Appellant heeft verder aangevoerd dat in zijn financiële situatie een dringende reden gelegen is om van het opleggen van een maatregel af te zien.
4.6.2.
Ook deze beroepsgrond slaagt niet. Uit vaste rechtspraak (uitspraak van 12 september 2017, ECLI:NL:CRVB:2017:3672) volgt, dat uit de wetsgeschiedenis van artikel 18,
tiende lid, van de PW is af te leiden, dat de invulling van het begrip dringende reden gelet op bijzondere omstandigheden niet beperkt is tot de onaanvaardbaarheid van de gevolgen die een maatregel heeft voor de betrokkene gelet op diens persoonlijke omstandigheden, maar dat deze invulling ruimer is en mede een beoordeling van de omstandigheden, de mogelijkheden en middelen van de betrokkene of het gezin omvat.
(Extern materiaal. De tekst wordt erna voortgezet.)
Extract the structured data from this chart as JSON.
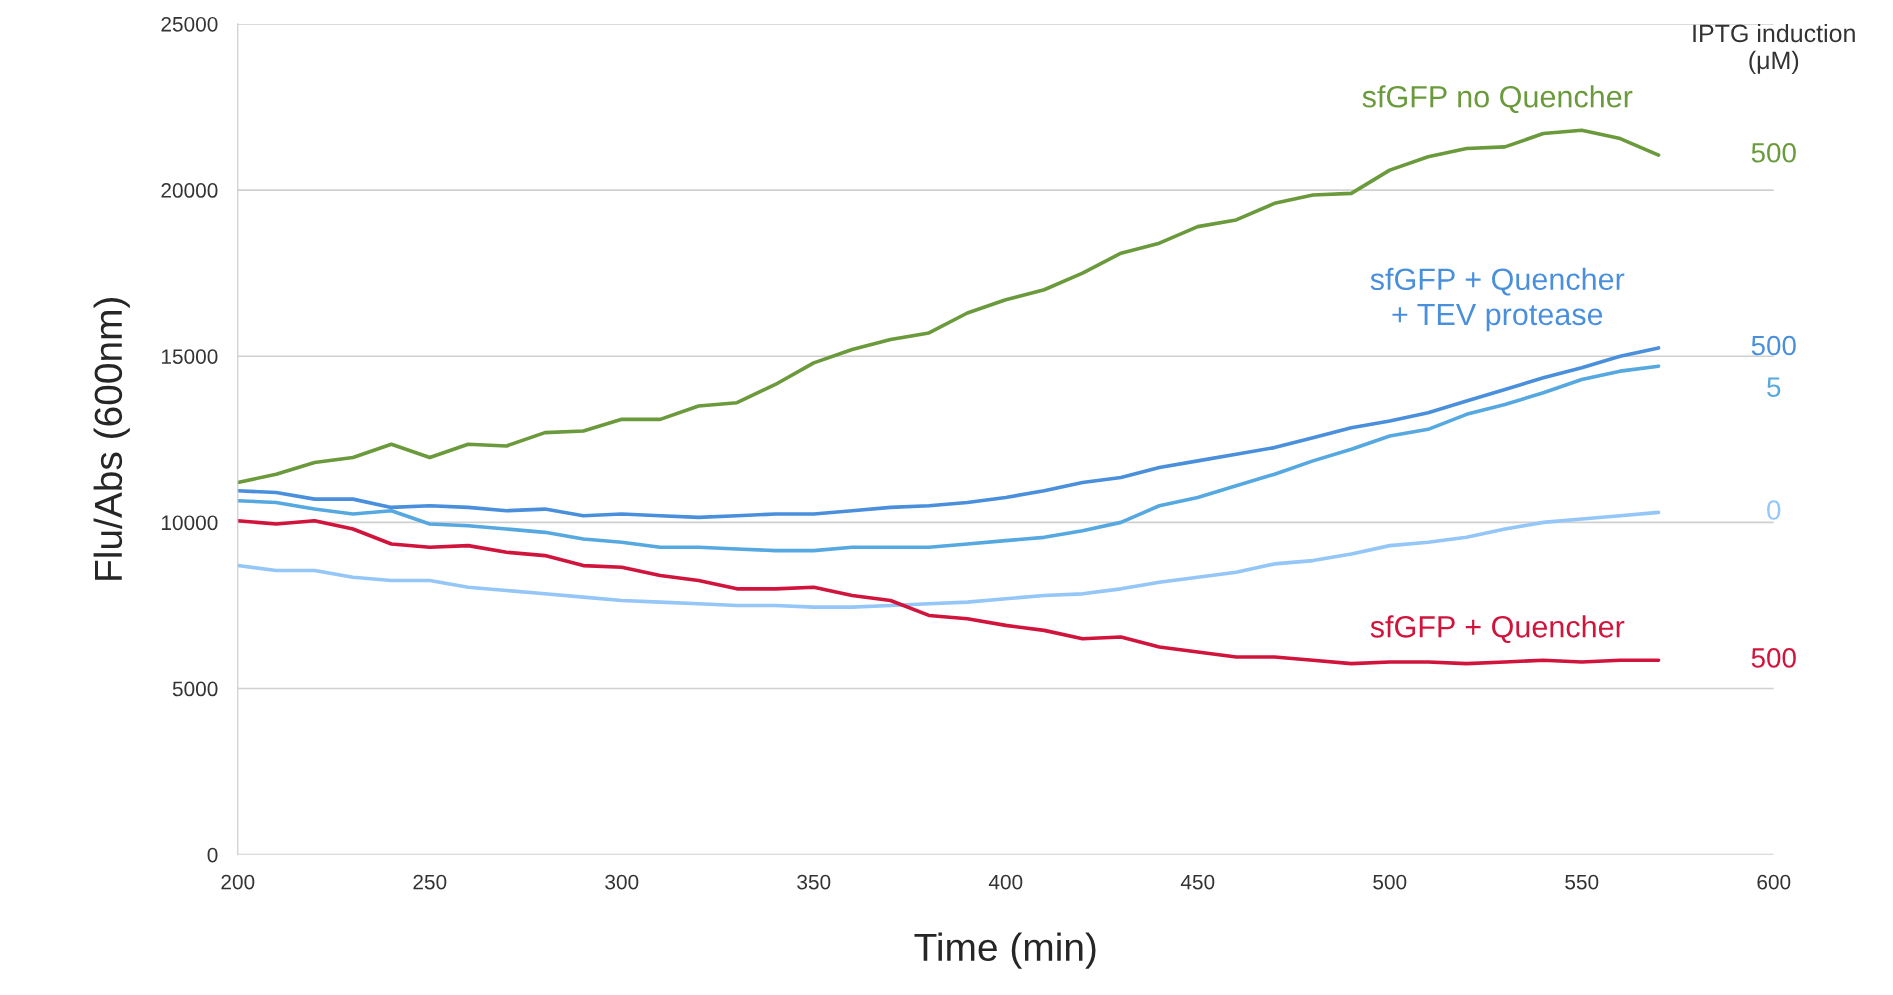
{
  "chart_data": {
    "type": "line",
    "xlabel": "Time (min)",
    "ylabel": "Flu/Abs (600nm)",
    "legend_title": "IPTG induction\n(μM)",
    "x": [
      200,
      210,
      220,
      230,
      240,
      250,
      260,
      270,
      280,
      290,
      300,
      310,
      320,
      330,
      340,
      350,
      360,
      370,
      380,
      390,
      400,
      410,
      420,
      430,
      440,
      450,
      460,
      470,
      480,
      490,
      500,
      510,
      520,
      530,
      540,
      550,
      560,
      570
    ],
    "series": [
      {
        "name": "500",
        "color": "#6a9a3c",
        "values": [
          11200,
          11450,
          11800,
          11950,
          12350,
          11950,
          12350,
          12300,
          12700,
          12750,
          13100,
          13100,
          13500,
          13600,
          14150,
          14800,
          15200,
          15500,
          15700,
          16300,
          16700,
          17000,
          17500,
          18100,
          18400,
          18900,
          19100,
          19600,
          19850,
          19900,
          20600,
          21000,
          21250,
          21300,
          21700,
          21800,
          21550,
          21050
        ]
      },
      {
        "name": "500",
        "color": "#4a8fdc",
        "values": [
          10950,
          10900,
          10700,
          10700,
          10450,
          10500,
          10450,
          10350,
          10400,
          10200,
          10250,
          10200,
          10150,
          10200,
          10250,
          10250,
          10350,
          10450,
          10500,
          10600,
          10750,
          10950,
          11200,
          11350,
          11650,
          11850,
          12050,
          12250,
          12550,
          12850,
          13050,
          13300,
          13650,
          14000,
          14350,
          14650,
          15000,
          15250
        ]
      },
      {
        "name": "5",
        "color": "#56a8e0",
        "values": [
          10650,
          10600,
          10400,
          10250,
          10350,
          9950,
          9900,
          9800,
          9700,
          9500,
          9400,
          9250,
          9250,
          9200,
          9150,
          9150,
          9250,
          9250,
          9250,
          9350,
          9450,
          9550,
          9750,
          10000,
          10500,
          10750,
          11100,
          11450,
          11850,
          12200,
          12600,
          12800,
          13250,
          13550,
          13900,
          14300,
          14550,
          14700
        ]
      },
      {
        "name": "0",
        "color": "#94c6f7",
        "values": [
          8700,
          8550,
          8550,
          8350,
          8250,
          8250,
          8050,
          7950,
          7850,
          7750,
          7650,
          7600,
          7550,
          7500,
          7500,
          7450,
          7450,
          7500,
          7550,
          7600,
          7700,
          7800,
          7850,
          8000,
          8200,
          8350,
          8500,
          8750,
          8850,
          9050,
          9300,
          9400,
          9550,
          9800,
          10000,
          10100,
          10200,
          10300
        ]
      },
      {
        "name": "500",
        "color": "#d0143c",
        "values": [
          10050,
          9950,
          10050,
          9800,
          9350,
          9250,
          9300,
          9100,
          9000,
          8700,
          8650,
          8400,
          8250,
          8000,
          8000,
          8050,
          7800,
          7650,
          7200,
          7100,
          6900,
          6750,
          6500,
          6550,
          6250,
          6100,
          5950,
          5950,
          5850,
          5750,
          5800,
          5800,
          5750,
          5800,
          5850,
          5800,
          5850,
          5850
        ]
      }
    ],
    "annotations": [
      "sfGFP no Quencher",
      "sfGFP + Quencher\n+ TEV protease",
      "sfGFP + Quencher"
    ],
    "xlim": [
      200,
      600
    ],
    "xticks": [
      200,
      250,
      300,
      350,
      400,
      450,
      500,
      550,
      600
    ],
    "ylim": [
      0,
      25000
    ],
    "yticks": [
      0,
      5000,
      10000,
      15000,
      20000,
      25000
    ],
    "grid": "y",
    "legend": false,
    "line_style": "solid",
    "marker": "none"
  }
}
Het college heeft beoordelingsvrijheid ten aanzien van de vraag of, gelet op bijzondere omstandigheden, dringende redenen om de maatregel af te stemmen zich voordoen.
4.6.3.
Het college heeft zich in redelijkheid op het standpunt kunnen stellen dat van dringende redenen gelet op bijzondere omstandigheden als bedoeld in 4.3.4 geen sprake is. Daarbij heeft het college van belang kunnen achten dat appellant alleenstaand is, hij geen kinderen heeft, hij een regeling heeft kunnen treffen met zijn schuldeisers en aan hem in juli 2016 een individuele inkomenstoeslag tot een bedrag van € 370,- is toegekend.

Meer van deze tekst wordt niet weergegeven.